Für Einsteiger ist entscheidend: Alden argumentiert nicht für einen Totalverzicht auf Gold, sondern für eine relative Übergewichtung von Bitcoin in der kommenden Phase. Gold bleibt in ihren Portfolios als stabilisierender Faktor erhalten.
Was du jetzt wissen solltest
- Sentiment-Indikatoren beachten: Extreme Fear kann Kaufbereiche signalisieren, erfordert aber Nervenstärke und einen langen Anlagehorizont.
- Diversifikation wahren: Gold und Bitcoin erfüllen unterschiedliche Funktionen im Depot. Eine Entweder-Oder-Entscheidung ist selten sinnvoll.
- Zeitrahmen definieren: Aldens Prognose gilt für 24-36 Monate. Kurzfristige Schwankungen bleiben bei Bitcoin deutlich höher als bei Gold.
- Kosten im Blick behalten: Für Bitcoin fallen Netzwerkgebühren an, Gold kostet Lagerungsgebühren oder Spread beim Kauf. Rechne diese in deine Planung ein.
- Sichere Verwahrung: Wer Bitcoin zukauft, sollte Hardware-Wallets wie Ledger (10 Dollar in BTC geschenkt) oder BitBox02 nutzen, statt Coins auf Börsen zu lassen. Mehr zu Wallets findest du in unserem Lexikon.
Merke: Relevanz entsteht erst dann, wenn sich das Signal im Marktverhalten und in der Positionierung bestätigt.
Häufige Fragen
Warum prognostiziert Lyn Alden genau 2-3 Jahre?

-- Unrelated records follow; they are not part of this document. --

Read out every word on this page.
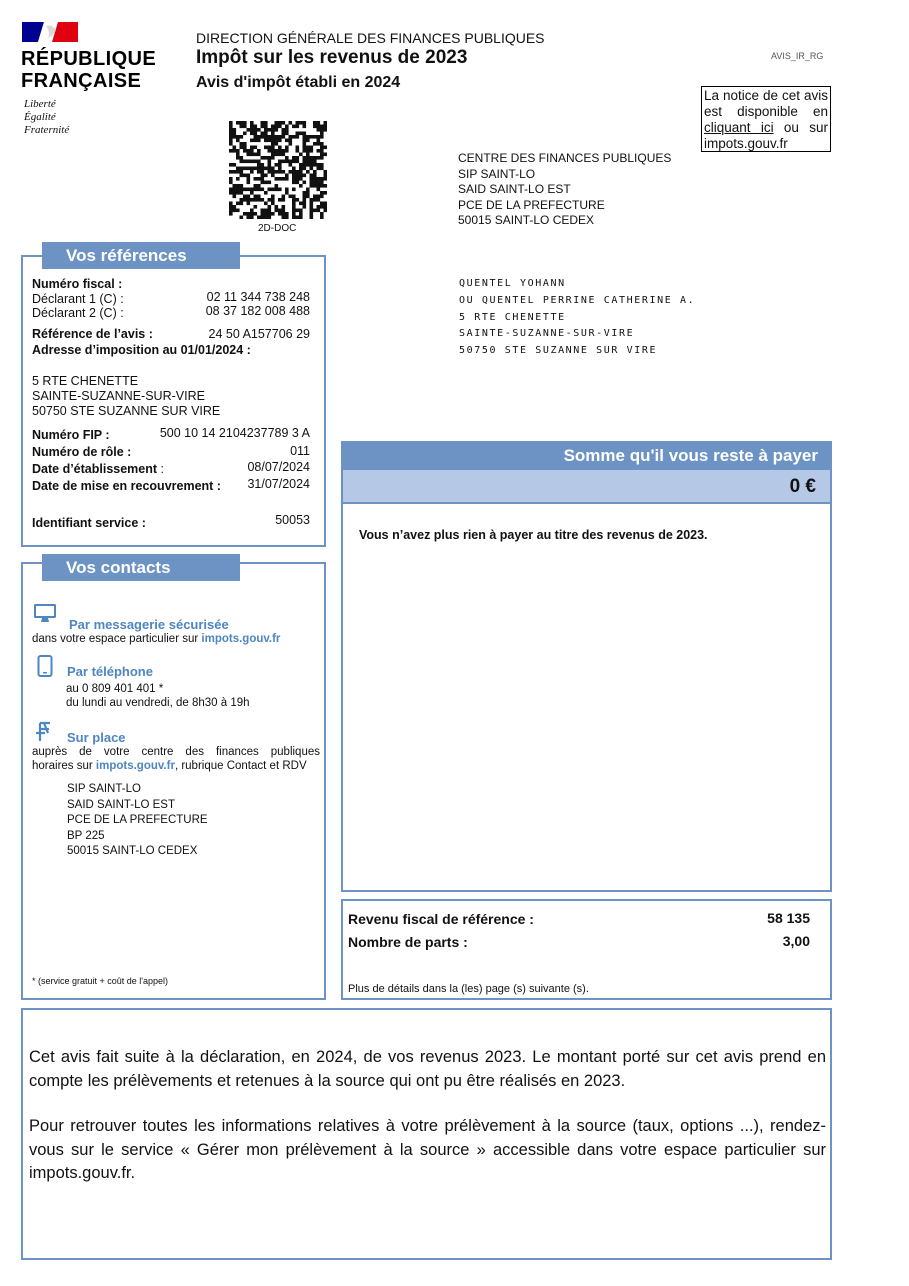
RÉPUBLIQUE
FRANÇAISE
Liberté
Égalité
Fraternité
DIRECTION GÉNÉRALE DES FINANCES PUBLIQUES
Impôt sur les revenus de 2023
Avis d'impôt établi en 2024
AVIS_IR_RG
La notice de cet avis est disponible en cliquant ici ou sur impots.gouv.fr
2D-DOC
CENTRE DES FINANCES PUBLIQUES
SIP SAINT-LO
SAID SAINT-LO EST
PCE DE LA PREFECTURE
50015 SAINT-LO CEDEX
QUENTEL YOHANN
OU QUENTEL PERRINE CATHERINE A.
5 RTE CHENETTE
SAINTE-SUZANNE-SUR-VIRE
50750 STE SUZANNE SUR VIRE
Vos références
Numéro fiscal :
Déclarant 1 (C) :	02 11 344 738 248
Déclarant 2 (C) :	08 37 182 008 488
Référence de l’avis :	24 50 A157706 29
Adresse d’imposition au 01/01/2024 :
5 RTE CHENETTE
SAINTE-SUZANNE-SUR-VIRE
50750 STE SUZANNE SUR VIRE
Numéro FIP :	500 10 14 2104237789 3 A
Numéro de rôle :	011
Date d’établissement :	08/07/2024
Date de mise en recouvrement :	31/07/2024
Identifiant service :	50053
Vos contacts
Par messagerie sécurisée
dans votre espace particulier sur impots.gouv.fr
Par téléphone
au 0 809 401 401 *
du lundi au vendredi, de 8h30 à 19h
Sur place
auprès de votre centre des finances publiques
horaires sur impots.gouv.fr, rubrique Contact et RDV
SIP SAINT-LO
SAID SAINT-LO EST
PCE DE LA PREFECTURE
BP 225
50015 SAINT-LO CEDEX
* (service gratuit + coût de l'appel)
Somme qu'il vous reste à payer
0 €
Vous n’avez plus rien à payer au titre des revenus de 2023.
Revenu fiscal de référence :	58 135
Nombre de parts :	3,00
Plus de détails dans la (les) page (s) suivante (s).
Cet avis fait suite à la déclaration, en 2024, de vos revenus 2023. Le montant porté sur cet avis prend en compte les prélèvements et retenues à la source qui ont pu être réalisés en 2023.
Pour retrouver toutes les informations relatives à votre prélèvement à la source (taux, options ...), rendez-vous sur le service « Gérer mon prélèvement à la source » accessible dans votre espace particulier sur impots.gouv.fr.
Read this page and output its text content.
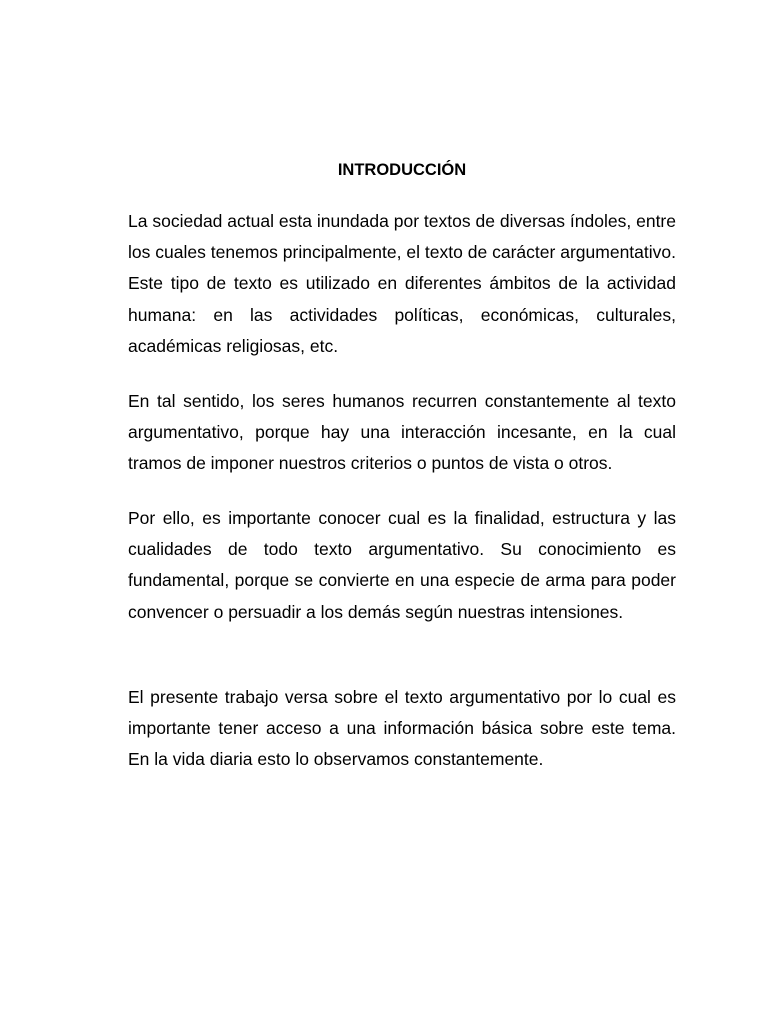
INTRODUCCIÓN

La sociedad actual esta inundada por textos de diversas índoles, entre los cuales tenemos principalmente, el texto de carácter argumentativo. Este tipo de texto es utilizado en diferentes ámbitos de la actividad humana: en las actividades políticas, económicas, culturales, académicas religiosas, etc.

En tal sentido, los seres humanos recurren constantemente al texto argumentativo, porque hay una interacción incesante, en la cual tramos de imponer nuestros criterios o puntos de vista o otros.

Por ello, es importante conocer cual es la finalidad, estructura y las cualidades de todo texto argumentativo. Su conocimiento es fundamental, porque se convierte en una especie de arma para poder convencer o persuadir a los demás según nuestras intensiones.

El presente trabajo versa sobre el texto argumentativo por lo cual es importante tener acceso a una información básica sobre este tema. En la vida diaria esto lo observamos constantemente.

Dieser Zeitraum deckt sich mit der typischen Wirkungsdauer eines Bitcoin-Halvings. Historisch zeigt Bitcoin 12-18 Monate nach dem Halving die stärksten Kursbewegungen. Zudem erwarten Ökonomen in diesem Fenster Zinssenkungen der Fed, die risikoreichere Assets wie Bitcoin typischerweise begünstigen.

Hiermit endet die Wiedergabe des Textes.